WASHINGTON, Oct. 25, 2017 -- A group of sociologists and analysts tried to draw a picture of rural poverty in America at a forum in Washington last week and explain why economic and social conditions are worsening in the hinterlands while most urban folks have left the Great Recession behind.
The panel, gathered by the American Enterprise Institute, described U.S. rural poverty as a mosaic that’s becoming increasingly diverse in location and racial and ethnic makeup even while the total share of rural residents below the poverty line has swelled to about 17 percent in recent years, near its last peak level in the 1980s.
James Ziliak, director of the Center for Poverty Research at the University of Kentucky, pointed to the drought of human capital as the chief rural economic weakness.
“The missing market in rural America is the demand for and supply of highly skilled labor,” he said. Research shows that 60 percent of the gap between the average income of urban and rural workers is attributed to human capital (skill, experience and total capabilities of workers). Another 15 percent of the gap, he said, is owed to “urbanicity” – the superior economic infrastructure and services that metropolitan areas offer versus rural areas.
The panel spoke of the political realities and social ills that helped prompt their forum in the first place.
“Rural America sort of stepped up this last election and told us how they feel,” said Daniel Lichter, a Cornell University sociology professor and policy analyst who grew up in rural South Dakota, referring to the strong rural vote for President Trump that surprised pollsters.

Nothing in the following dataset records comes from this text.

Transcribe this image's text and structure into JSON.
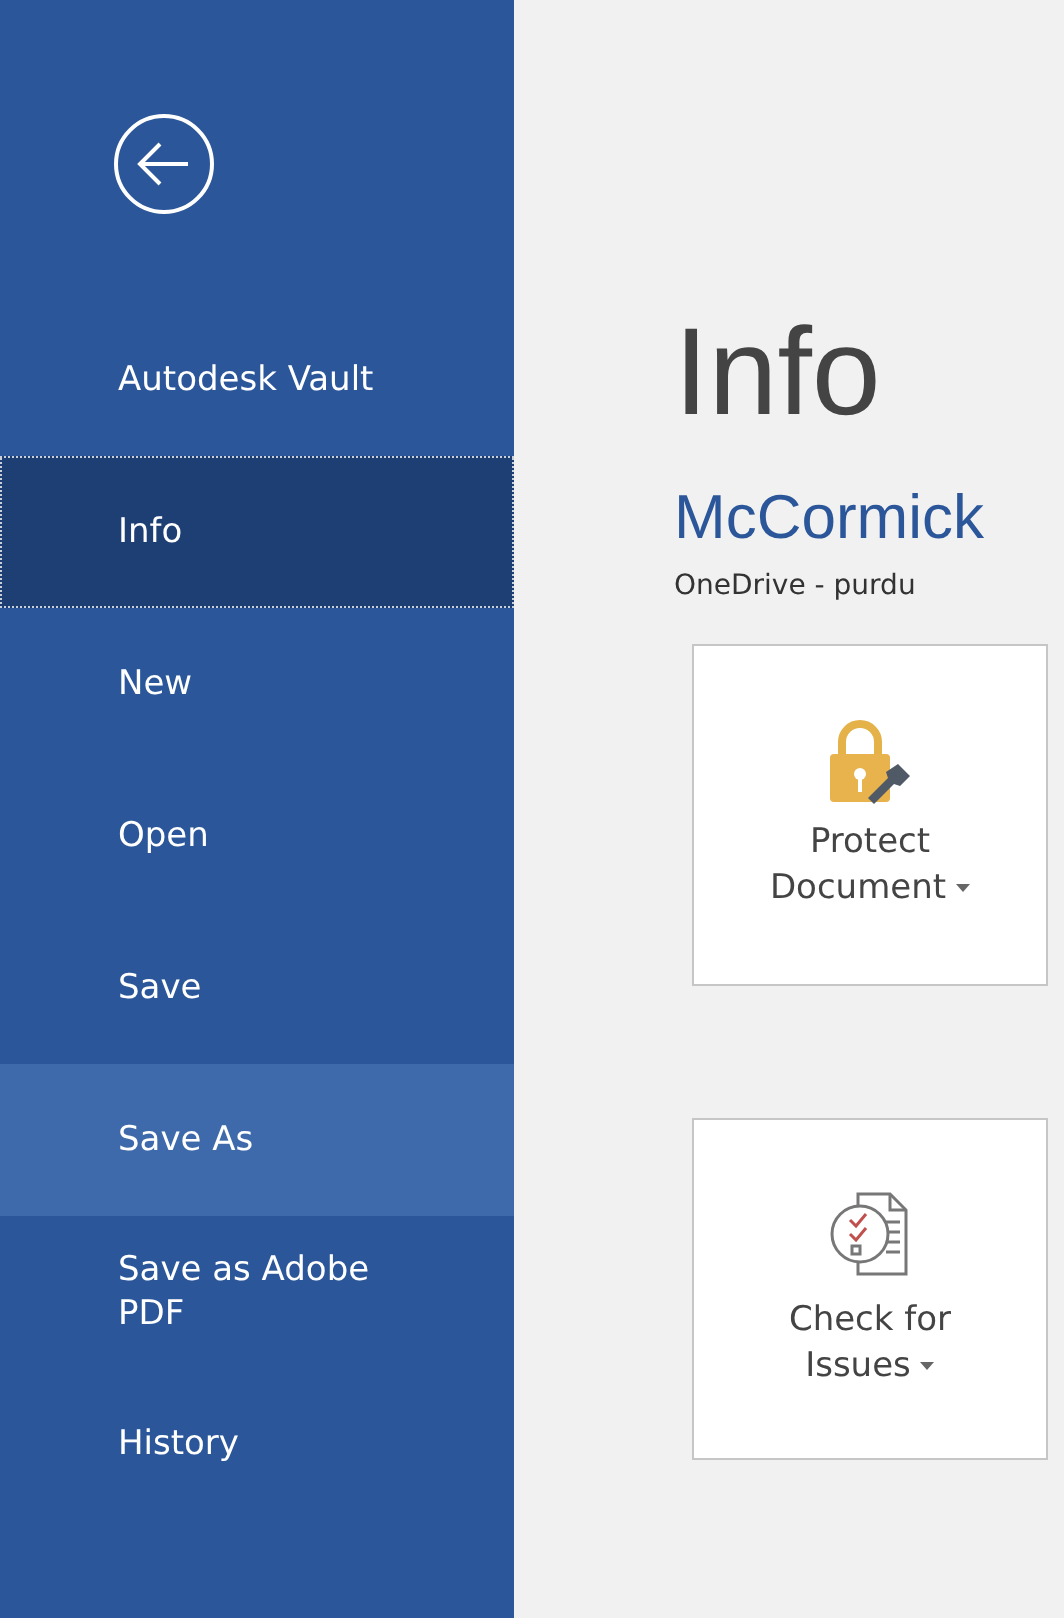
{
  "sidebar": {
    "items": [
      {
        "label": "Autodesk Vault",
        "selected": false,
        "hovered": false
      },
      {
        "label": "Info",
        "selected": true,
        "hovered": false
      },
      {
        "label": "New",
        "selected": false,
        "hovered": false
      },
      {
        "label": "Open",
        "selected": false,
        "hovered": false
      },
      {
        "label": "Save",
        "selected": false,
        "hovered": false
      },
      {
        "label": "Save As",
        "selected": false,
        "hovered": true
      },
      {
        "label": "Save as Adobe PDF",
        "selected": false,
        "hovered": false
      },
      {
        "label": "History",
        "selected": false,
        "hovered": false
      }
    ]
  },
  "main": {
    "title": "Info",
    "document_name": "McCormick",
    "location": "OneDrive - purdu",
    "actions": [
      {
        "kind": "protect",
        "lines": [
          "Protect",
          "Document"
        ]
      },
      {
        "kind": "check",
        "lines": [
          "Check for",
          "Issues"
        ]
      }
    ]
  }
}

Dottie Rosenbaum, an expert on child nutrition programs with the Center on Budget and Policy Priorities, asked her fellow panelists how they view news reports on the opioid epidemic, which is being felt especially hard in rural America.
“It’s real,” Ziliak replied, “and it’s due primarily to the lack of economic opportunity ... lost jobs,” heavily hitting the 45-to-60 age group and contributing to rising rates of alcoholism, drug abuse and suicides in economically depressed rural areas.
Lichter agreed. “If you look at the landscape of despair (in rural America), this is a white, working class phenomenon, clearly linked to economic problems.” He also described “key dimensions” of rural poverty:
• Regional concentration. Clumps of poor Hispanics in the desert Southwest and along the Texas border; blacks in the Mississippi Delta region and Southeast interior; American Indians in reservations across the West; poor whites in Appalachia.
• Persistence. Poverty in the regions noted above has been chronic since President Lyndon Johnson launched his War on Poverty in 1967, with about the same 11 percent of all U.S. counties, nearly all rural, remaining in poverty for half a century (see map).
• Working poor. Traditionally, rural people below the poverty line more typically had jobs than in urban areas, but that difference has evaporated, even though rural single moms still have comparatively high rates of employment.
• Family changes. The fastest change to the profile of American families is in rural populations, where the incidence of unmarried, cohabiting parents and single mothers is rising much faster in rural than in urban areas.
• Immigration. The traditional concentration of new arrivals along the U.S. southern border, especially the Southwest, changed rapidly after about 1990, and the nation has had “a tremendous dispersal of immigrants and minorities” coast to coast.
The best solution to rural poverty? “Invest in children,” beginning with childhood development programs, Ziliak argued.
The panelists agreed that improving schools poses a big hurdle for financially depressed school districts with depleted tax bases. But Lichter insisted, “We’ve got to somehow bring our schools up to speed.”